Aarhus University, Department of Genetics and Biotechnology, Slagelse, Denmark.
Comput Biol Chem. 2011 Apr;35(2):57-61. doi: 10.1016/j.compbiolchem.2011.01.002. Epub 2011 Feb 2.
N-glycosylation is a common protein modification process, which affects a number of properties of proteins. Little is known about the distribution of N-glycosylation sequons, for example, the distance between glycosylated sites and their position in the protein primary sequence. Using a large set of experimentally confirmed eukaryotic N-glycoproteins we analyzed the relative position and distribution of sequons. N-Glycosylation probability was found to be lower in the termini of protein sequences compared to the mid region. N-glycosylated sequons were found much farther from C terminus compared to the N-terminus of the protein sequence and this effect was more pronounced for NXS sequons. The distribution of sequons, modeled based on balls-in-boxes classical occupancy, showed a near-maximum probability. Considerable proportion of sequons was found within a distance of ten amino acids, indicating that the steric hindrance was not a key factor in protein N-glycosylation. Interestingly, the distribution of all sequons present in N-glycoproteins showed a pattern very similar to that of glycosylated sequons. The results indicate that protein N-glycosylation chiefly follows a random design.

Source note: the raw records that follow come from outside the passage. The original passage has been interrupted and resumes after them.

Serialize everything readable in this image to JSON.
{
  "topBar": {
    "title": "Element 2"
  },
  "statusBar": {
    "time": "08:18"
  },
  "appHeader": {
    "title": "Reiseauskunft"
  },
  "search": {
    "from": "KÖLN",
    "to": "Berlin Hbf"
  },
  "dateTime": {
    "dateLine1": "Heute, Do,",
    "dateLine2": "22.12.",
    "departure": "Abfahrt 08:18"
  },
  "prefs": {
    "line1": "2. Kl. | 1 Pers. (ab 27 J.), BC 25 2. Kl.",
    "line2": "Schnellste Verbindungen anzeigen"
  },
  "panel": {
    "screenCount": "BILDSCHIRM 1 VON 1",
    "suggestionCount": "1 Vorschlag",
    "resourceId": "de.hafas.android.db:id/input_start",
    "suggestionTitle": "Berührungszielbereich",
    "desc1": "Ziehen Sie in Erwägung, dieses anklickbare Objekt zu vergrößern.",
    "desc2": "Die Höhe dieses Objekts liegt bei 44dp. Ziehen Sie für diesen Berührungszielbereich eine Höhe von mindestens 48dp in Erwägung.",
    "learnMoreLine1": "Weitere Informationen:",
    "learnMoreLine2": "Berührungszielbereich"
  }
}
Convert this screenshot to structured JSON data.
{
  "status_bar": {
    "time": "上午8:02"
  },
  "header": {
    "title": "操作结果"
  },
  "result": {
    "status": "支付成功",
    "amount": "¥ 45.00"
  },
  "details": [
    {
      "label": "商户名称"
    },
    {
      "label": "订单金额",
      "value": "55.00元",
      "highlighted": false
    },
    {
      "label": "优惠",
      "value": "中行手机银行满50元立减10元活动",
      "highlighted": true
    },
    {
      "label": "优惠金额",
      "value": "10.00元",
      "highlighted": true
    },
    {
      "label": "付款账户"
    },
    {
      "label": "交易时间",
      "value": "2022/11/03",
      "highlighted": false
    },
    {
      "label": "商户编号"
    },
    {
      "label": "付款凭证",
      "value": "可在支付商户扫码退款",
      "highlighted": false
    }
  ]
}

N-糖基化是一种常见的蛋白质修饰过程,影响蛋白质的许多性质。关于 N-糖基化序列的分布,例如糖基化位点之间的距离及其在蛋白质一级序列中的位置,人们知之甚少。我们使用大量经过实验证实的真核 N-糖蛋白分析了序列的相对位置和分布。与蛋白质序列的中间区域相比,N-糖基化序列在蛋白质序列的末端的概率较低。与蛋白质序列的 N 端相比,N-糖基化序列离 C 端更远,而对于 NXS 序列,这种效应更为明显。基于球盒经典占据的模型,对序列的分布进行了模拟,结果显示出接近最大值的概率。在距离十个氨基酸的范围内发现了相当比例的序列,这表明空间位阻不是蛋白质 N-糖基化的关键因素。有趣的是,所有存在于 N-糖蛋白中的序列的分布模式与糖基化序列非常相似。结果表明,蛋白质 N-糖基化主要遵循随机设计。